Even if you think you understand the data you use to run your business, you can do better. Whether we're talking about understanding market data, plant floor metrics or the motherlode of government reports that track the state of the U.S. economy, the need exists to question and dig deeper for a more clear understanding.
Data, after all, isn't any different from anything else: Your use of it must be continuously improved.
Contributing author Larry Fast knows there's a problem even within factories that have tracked production metrics for decades. In a recent series about selecting metrics to drive continuous improvement, he several times notes shortcomings in factories he's toured. It was Larry's series, along with the current political disputes about facts and our own use of data to measure audience engagement, that cause me to highlight the use—and misuse—of data.

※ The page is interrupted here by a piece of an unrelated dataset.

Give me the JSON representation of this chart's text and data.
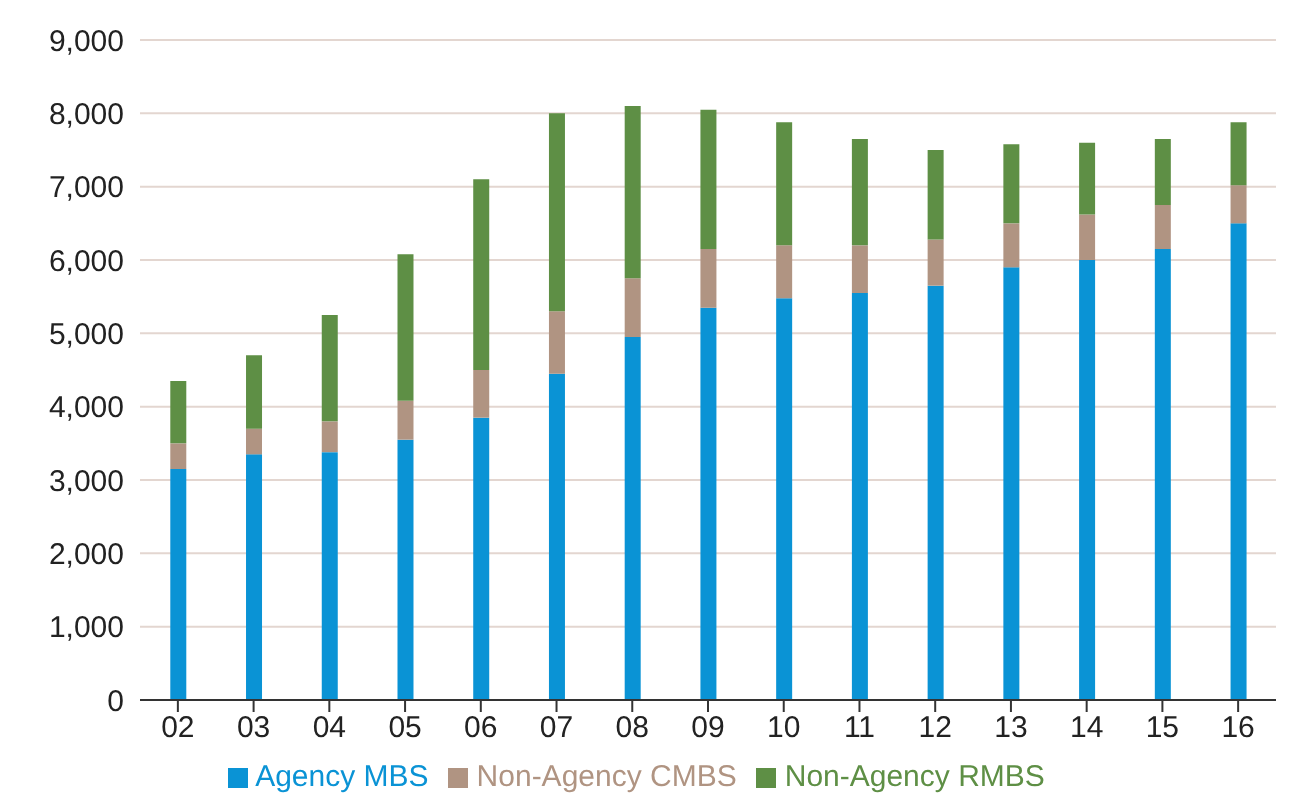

Notably, Fast carefully explains the environment that he's talking about; this makes clear (or should) that in different situations, other metrics would be used. As well, though he offers a list of areas that are likely candidates for tracking, he doesn't dictate. Instead, he recommends that leaders review their particular plant or situation and ask themselves: "Are you measuring the correct things and receiving actionable reports from those responsible?"
He suggests digging deeper into what you think you know, by challenging current metrics and trying to identify new metrics that are needed to drive improvement. Further, he suggests that you engage your staff in this review process—both to help them better understand the data and to help you understand what they need.
Making this matter urgent is the step-change in the type, quantity and frequency of data we're expected to process—and act on—each day to drive our businesses. With the coming of the Internet of Things and the related increased use of automated data collection and analysis, our approach to data must adapt.
Leveraging artificial intelligence, to be sure, will play a role in helping, but it is not a substitute for human analysis. Indeed, AI comes with its own demands on you and your staff.
My big concern is that, as data become ubiquitous, it's critical to understand where and how it was collected. Too often, I see reports that purport to measure something, but a detailed review exposes a flaw in how it was collected, compiled, interpreted or reported. Other times, I see plants continue to gather and report data that are no longer needed. At other times, I see calculations that are flawed.
Nothing good has ever come from making a decision based on bad data, the wrong data, or an incorrect interpretation of good data. Yet, executives and staff at all levels are increasingly at risk of doing so. Don't let that happen to you.